Washington D.C.: In a recent study, researchers have identified a major connection between areas of the brainstem, the part that controls mood, sleep and metabolism and detrimental changes to bone in a preclinical model of Alzheimer's disease (AD).
Published in the upcoming issue of the Journal of Alzheimer's Disease, the study was conducted at the Northeast Ohio Medical University. More than five million Americans are living with Alzheimer's disease.
Along with being the sixth leading cause of death in the U.S., Alzheimer's has major social, emotional and financial consequences for patients and their families.
Incurable and seemingly unstoppable, less than 5 percent of AD cases are due to a clear genetic reason, so it is hard to predict who will be at risk for acquiring this devastating disease. Lead author of the study Dengler-Crish reports that early reductions in bone mineral density (BMD) that occur in a preclinical model of AD are due to degeneration in an area of the brainstem that produces the majority of the brain's serotonin -- a neurochemical that controls mood and sleep, which are two processes that are also affected early in AD.
One's bones may be one of the earliest indicators of brain degeneration in Alzheimer's disease. Reduced BMD, which sometimes leads to osteoporosis, translates to increased bone fracture risk, decreased quality of life, and increased mortality for AD patients.

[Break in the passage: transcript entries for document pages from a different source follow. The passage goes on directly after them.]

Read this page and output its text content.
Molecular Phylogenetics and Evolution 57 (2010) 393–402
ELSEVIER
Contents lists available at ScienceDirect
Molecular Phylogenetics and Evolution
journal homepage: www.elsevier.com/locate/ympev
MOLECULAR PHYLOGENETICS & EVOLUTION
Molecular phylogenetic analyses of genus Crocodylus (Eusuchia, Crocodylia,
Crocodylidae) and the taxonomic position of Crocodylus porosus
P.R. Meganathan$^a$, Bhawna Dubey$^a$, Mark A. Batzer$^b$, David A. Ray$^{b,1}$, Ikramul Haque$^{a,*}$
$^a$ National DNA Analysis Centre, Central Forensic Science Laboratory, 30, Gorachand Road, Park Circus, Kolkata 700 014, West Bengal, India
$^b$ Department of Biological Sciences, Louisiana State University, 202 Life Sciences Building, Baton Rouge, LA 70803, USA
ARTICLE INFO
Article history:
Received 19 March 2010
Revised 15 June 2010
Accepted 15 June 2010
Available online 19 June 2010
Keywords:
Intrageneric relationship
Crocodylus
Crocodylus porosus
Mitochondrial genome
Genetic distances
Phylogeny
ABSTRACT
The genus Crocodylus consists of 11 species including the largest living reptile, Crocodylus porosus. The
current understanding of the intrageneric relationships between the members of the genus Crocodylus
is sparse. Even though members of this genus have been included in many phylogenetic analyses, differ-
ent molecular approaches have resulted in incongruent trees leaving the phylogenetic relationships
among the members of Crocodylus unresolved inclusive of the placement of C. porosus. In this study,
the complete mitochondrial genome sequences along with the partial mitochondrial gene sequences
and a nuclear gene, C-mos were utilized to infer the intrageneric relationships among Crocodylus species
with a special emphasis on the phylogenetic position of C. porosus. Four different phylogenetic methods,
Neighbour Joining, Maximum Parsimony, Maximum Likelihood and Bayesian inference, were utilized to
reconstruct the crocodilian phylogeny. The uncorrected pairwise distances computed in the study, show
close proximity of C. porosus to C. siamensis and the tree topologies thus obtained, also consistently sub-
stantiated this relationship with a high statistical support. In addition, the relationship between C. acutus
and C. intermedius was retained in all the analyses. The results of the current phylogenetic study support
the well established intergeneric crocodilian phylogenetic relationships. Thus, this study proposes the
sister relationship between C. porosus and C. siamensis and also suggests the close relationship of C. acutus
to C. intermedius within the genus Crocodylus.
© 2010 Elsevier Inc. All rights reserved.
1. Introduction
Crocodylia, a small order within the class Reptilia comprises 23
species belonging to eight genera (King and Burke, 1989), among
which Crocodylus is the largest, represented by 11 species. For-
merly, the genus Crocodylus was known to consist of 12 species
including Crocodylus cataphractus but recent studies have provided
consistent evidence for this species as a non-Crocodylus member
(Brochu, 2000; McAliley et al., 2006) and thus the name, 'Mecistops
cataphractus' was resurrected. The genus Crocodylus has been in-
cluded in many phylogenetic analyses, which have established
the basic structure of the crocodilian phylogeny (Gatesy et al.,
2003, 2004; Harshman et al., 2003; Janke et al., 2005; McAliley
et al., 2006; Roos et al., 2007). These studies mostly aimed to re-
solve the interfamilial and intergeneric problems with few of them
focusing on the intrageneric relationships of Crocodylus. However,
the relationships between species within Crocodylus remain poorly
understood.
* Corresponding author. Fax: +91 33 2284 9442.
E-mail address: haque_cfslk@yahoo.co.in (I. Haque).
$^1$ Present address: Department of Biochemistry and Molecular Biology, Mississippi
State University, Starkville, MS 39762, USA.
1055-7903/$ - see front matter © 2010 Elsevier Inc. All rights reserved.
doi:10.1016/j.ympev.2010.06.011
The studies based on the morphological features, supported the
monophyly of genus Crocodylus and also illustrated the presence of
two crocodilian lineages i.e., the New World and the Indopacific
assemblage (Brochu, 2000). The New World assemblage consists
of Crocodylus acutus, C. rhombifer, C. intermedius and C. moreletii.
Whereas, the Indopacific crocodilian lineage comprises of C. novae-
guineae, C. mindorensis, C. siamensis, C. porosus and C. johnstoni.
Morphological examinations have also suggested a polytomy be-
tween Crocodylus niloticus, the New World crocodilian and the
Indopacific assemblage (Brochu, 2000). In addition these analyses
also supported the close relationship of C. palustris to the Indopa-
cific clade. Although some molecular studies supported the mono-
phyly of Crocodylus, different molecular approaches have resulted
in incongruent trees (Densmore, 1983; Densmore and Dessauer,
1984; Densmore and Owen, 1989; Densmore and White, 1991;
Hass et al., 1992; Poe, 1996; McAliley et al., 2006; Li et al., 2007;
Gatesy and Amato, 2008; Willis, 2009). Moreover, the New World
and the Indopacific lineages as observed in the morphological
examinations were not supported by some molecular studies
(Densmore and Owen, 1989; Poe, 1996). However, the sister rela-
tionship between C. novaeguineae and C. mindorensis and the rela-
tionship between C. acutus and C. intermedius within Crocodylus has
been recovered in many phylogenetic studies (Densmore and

Furthermore, Dengler-Crish's research suggests that early bone loss and serotonin deficiency in AD may tell us something very important about how we approach diagnosing and treating this disease.
"Measurement of bone density, which is routinely performed in the clinic, could serve as a useful biomarker for assessing AD risk in our aging population. The findings of this study motivate us to explore the serotonin system as a potential new therapeutic target for this devastating disease," noted Crish.